A Go Compare TV ad featuring a cash-eating monster has been banned from being shown before 7.30pm when a four-year-old swallowed coins after watching it.
The ad featured a woman being shocked to find a small animated monster called Bill eating the cash from her neighbour’s purse.
The neighbour explained that the monster was her home insurance bill, to which the woman dramatically exclaimed: “It’s eating all your money!”
A parent, who said their four-year-old child had swallowed coins after watching the ad, complained to watchdogs that it could encourage younger children to copy the monster.
Go Compare said the ad was intended to depict the "annoyance" of a home insurance renewal notice in a "comedic and fantastical manner".
But the Advertising Standards Authority (ASA) found the ad to be in breach of rules regarding scheduling, and ordered that it shouldn't be shown again before 7.30pm.
Go Compare claimed 'Monster Bill' was "intentionally humorous and cartoon-like".
The insurance firm said that both children and adults would understand that the character was "make-believe" and that the ad was intended to be "comical and fantastical in nature".
Go Compare bosses said young children often placed objects in their mouths, but it was "very unlikely" that their ad would directly or indirectly influence a child to undertake that action.
The firm said that while there was "clearly a difference" between swallowing coins and the fictional activity undertaken by Monster Bill of eating fake paper ‘vouchers’, they were concerned by the parent’s experience.
Go Compare said it would apply a restriction which would mean that the ad would not be transmitted in or adjacent to programmes commissioned for, principally directed at or likely to appeal to children under 16.
An ASA spokesman said: "We considered that older children would understand that the scene depicted in the ad was surreal because of the fantastical scenario and the contrast of the cartoon-style Monster Bill character and the real-life actors.
"However, while we noted the ad did not feature children and agreed with GoCompare that the ad was not targeted at children, we considered that younger children might not appreciate the fantastical nature of the ad and might identify with the playful child-like character.
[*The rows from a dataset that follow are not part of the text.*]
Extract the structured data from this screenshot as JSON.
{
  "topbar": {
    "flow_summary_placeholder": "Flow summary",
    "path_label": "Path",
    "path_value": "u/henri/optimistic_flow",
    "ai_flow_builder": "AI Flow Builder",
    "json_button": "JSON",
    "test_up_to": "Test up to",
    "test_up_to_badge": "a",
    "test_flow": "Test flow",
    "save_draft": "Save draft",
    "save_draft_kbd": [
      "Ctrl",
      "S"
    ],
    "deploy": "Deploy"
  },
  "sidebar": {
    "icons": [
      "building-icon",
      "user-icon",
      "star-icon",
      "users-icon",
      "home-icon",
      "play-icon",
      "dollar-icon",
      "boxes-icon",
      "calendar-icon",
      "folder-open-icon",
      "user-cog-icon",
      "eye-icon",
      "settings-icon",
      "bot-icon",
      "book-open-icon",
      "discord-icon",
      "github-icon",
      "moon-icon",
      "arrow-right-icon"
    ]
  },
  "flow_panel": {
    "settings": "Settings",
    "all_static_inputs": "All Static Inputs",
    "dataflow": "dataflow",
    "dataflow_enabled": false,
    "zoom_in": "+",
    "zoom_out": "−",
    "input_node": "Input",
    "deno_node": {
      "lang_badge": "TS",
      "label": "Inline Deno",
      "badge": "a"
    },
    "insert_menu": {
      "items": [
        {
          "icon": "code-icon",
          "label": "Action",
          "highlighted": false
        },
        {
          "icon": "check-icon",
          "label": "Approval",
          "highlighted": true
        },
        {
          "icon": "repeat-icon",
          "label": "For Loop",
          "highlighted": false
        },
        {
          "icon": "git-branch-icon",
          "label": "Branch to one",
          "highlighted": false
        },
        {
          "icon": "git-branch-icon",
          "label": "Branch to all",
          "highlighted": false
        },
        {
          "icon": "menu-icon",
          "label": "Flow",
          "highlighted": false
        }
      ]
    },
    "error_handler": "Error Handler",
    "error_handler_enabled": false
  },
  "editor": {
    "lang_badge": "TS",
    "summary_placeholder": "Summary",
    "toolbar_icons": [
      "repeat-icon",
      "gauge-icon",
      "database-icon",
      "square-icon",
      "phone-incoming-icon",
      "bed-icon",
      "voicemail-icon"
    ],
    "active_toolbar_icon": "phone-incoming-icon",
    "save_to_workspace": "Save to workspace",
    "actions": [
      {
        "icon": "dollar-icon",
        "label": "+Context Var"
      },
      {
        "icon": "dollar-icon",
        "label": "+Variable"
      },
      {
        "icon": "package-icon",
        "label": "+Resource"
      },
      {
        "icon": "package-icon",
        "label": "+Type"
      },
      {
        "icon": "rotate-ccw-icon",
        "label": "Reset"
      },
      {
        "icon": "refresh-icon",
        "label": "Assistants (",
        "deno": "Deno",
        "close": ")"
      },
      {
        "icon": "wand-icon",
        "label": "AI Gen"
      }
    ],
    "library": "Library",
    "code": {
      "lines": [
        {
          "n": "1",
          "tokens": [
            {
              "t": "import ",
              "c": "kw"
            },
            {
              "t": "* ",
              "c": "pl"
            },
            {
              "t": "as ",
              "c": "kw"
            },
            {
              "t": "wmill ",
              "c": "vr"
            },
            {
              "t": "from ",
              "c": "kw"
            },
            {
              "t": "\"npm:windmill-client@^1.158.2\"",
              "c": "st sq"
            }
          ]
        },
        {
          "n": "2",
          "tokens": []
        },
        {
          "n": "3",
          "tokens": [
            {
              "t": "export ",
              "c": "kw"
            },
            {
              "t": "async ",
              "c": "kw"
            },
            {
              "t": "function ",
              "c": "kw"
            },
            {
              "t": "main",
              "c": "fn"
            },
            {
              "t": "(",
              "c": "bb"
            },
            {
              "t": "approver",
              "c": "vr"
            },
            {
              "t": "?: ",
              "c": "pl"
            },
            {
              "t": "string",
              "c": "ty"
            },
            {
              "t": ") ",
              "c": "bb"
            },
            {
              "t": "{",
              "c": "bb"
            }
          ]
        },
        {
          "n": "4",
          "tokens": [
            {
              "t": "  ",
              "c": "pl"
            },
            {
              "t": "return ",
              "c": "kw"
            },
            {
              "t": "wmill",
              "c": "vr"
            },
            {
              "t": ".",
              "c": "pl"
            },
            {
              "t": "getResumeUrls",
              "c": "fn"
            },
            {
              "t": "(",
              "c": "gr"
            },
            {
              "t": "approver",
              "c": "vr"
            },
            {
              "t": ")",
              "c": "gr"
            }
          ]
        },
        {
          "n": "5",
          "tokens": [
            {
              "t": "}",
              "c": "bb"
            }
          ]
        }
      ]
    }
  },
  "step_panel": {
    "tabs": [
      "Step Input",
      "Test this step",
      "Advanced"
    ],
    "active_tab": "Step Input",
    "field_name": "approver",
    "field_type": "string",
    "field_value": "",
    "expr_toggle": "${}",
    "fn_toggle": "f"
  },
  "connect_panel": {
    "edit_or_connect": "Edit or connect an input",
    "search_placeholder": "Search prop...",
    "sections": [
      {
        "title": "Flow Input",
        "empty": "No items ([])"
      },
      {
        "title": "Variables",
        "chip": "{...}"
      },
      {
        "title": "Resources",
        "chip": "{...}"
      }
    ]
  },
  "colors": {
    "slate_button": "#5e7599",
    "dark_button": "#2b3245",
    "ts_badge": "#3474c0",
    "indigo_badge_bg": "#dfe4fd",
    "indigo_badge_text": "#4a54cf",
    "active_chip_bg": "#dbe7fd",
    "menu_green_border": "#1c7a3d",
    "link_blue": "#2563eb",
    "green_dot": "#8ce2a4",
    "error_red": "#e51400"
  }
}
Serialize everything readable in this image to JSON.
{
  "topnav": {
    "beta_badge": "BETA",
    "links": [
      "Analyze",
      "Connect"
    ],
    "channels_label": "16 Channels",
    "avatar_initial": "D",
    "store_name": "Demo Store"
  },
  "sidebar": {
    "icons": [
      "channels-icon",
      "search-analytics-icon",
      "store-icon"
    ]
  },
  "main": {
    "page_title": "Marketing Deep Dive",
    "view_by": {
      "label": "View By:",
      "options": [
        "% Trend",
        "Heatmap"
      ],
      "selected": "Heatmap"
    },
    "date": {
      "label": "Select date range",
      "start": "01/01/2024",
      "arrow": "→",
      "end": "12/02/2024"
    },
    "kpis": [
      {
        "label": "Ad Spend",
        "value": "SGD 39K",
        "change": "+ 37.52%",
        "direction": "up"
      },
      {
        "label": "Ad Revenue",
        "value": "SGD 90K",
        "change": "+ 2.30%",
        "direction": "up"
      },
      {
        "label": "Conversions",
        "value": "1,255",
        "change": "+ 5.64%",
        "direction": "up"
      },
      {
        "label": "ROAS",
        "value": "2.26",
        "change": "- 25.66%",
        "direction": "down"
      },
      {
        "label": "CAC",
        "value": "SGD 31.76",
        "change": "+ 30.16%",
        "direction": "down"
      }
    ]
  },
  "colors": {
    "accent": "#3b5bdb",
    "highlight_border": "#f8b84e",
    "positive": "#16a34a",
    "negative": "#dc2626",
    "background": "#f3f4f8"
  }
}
"We were concerned, therefore, that the ad might encourage young children to attempt to swallow money themselves, which was a dangerous practice to emulate.
"As such, while we acknowledged that the ad was suitable for older children, there was a risk that the ad would cause harm to younger children.
"We concluded that, to minimise the risk of younger children seeing it, the ad should have been given a 7.30pm timing restriction."
He added: "The ad must not be broadcast again in its current form before 7.30pm."